Robotique au…

robotique au Maroc

La robotique au Maroc franchit progressivement un nouveau cap. Longtemps associée aux démonstrations technologiques et aux expérimentations, elle s’inscrit désormais dans une dynamique d’adoption plus concrète.

Si la robotique industrielle est déjà bien implantée, notamment dans l’automobile et l’aéronautique, la robotique de service commence à se structurer autour de nouveaux usages et de secteurs de plus en plus diversifiés.

1. De l’expérimentation à l’adoption : la robotique change d’échelle au Maroc

Le marché marocain de la robotique évolue. Aux côtés d’une robotique industrielle déjà présente, les robots de service gagnent progressivement du terrain et commencent à répondre à des besoins professionnels identifiés.
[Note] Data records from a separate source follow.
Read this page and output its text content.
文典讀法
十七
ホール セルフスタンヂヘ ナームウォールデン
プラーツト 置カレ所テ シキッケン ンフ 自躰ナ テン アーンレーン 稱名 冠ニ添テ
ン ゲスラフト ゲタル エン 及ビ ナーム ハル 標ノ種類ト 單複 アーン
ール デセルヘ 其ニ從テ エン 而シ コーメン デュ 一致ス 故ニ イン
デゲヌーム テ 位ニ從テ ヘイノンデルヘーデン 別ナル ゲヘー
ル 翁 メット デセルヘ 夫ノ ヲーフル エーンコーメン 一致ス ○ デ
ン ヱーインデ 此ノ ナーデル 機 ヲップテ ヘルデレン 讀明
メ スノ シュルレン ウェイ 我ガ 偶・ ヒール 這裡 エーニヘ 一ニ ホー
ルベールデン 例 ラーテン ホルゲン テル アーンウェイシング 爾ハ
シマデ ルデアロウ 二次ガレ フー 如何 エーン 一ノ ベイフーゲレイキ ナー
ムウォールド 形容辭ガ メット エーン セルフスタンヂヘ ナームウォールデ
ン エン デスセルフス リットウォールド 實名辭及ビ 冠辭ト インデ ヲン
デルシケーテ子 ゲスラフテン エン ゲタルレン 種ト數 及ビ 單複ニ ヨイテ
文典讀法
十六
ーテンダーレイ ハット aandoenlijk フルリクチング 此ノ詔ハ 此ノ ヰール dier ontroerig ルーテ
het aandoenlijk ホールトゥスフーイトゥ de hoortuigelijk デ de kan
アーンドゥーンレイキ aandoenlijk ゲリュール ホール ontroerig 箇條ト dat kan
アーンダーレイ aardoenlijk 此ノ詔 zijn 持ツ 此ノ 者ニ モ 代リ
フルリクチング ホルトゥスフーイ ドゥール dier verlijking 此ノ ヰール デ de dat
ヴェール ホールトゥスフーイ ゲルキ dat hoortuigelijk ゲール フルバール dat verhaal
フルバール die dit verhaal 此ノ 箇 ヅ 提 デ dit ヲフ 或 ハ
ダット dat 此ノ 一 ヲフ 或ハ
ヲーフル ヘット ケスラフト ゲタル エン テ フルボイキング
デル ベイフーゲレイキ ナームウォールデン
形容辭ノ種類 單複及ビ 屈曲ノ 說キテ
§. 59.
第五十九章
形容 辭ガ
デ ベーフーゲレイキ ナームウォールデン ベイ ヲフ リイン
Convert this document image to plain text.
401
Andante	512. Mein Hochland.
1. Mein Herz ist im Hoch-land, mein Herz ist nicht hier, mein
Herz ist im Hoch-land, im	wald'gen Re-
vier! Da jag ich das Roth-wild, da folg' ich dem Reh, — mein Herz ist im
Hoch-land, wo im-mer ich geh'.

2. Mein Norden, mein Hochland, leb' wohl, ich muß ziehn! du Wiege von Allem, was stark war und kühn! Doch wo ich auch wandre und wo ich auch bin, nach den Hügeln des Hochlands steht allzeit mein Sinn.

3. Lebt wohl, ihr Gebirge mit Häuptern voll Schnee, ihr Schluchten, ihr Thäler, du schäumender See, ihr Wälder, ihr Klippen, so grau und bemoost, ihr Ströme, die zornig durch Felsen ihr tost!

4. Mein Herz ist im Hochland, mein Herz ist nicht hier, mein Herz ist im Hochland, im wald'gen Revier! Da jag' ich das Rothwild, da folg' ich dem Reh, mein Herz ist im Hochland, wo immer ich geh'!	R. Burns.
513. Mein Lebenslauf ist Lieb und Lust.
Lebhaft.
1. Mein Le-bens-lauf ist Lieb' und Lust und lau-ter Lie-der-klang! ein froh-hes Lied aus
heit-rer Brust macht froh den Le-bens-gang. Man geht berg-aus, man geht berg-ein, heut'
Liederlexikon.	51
Cette évolution marque une étape importante : la robotique ne se limite plus à l’expérimentation. Elle entre progressivement dans une logique d’adoption et d’intégration au sein des organisations.

2. Hôtellerie, santé, commerce : les usages se diversifient

La dynamique s’étend désormais à de nombreux secteurs. Hôtellerie, santé, commerce, enseignement, administrations, logistique et services publics figurent parmi les domaines où les applications robotiques se développent.

Cette diversification témoigne de l’élargissement du marché de la robotique de service au Maroc, porté par l’émergence de nouveaux usages et par la transformation numérique des organisations.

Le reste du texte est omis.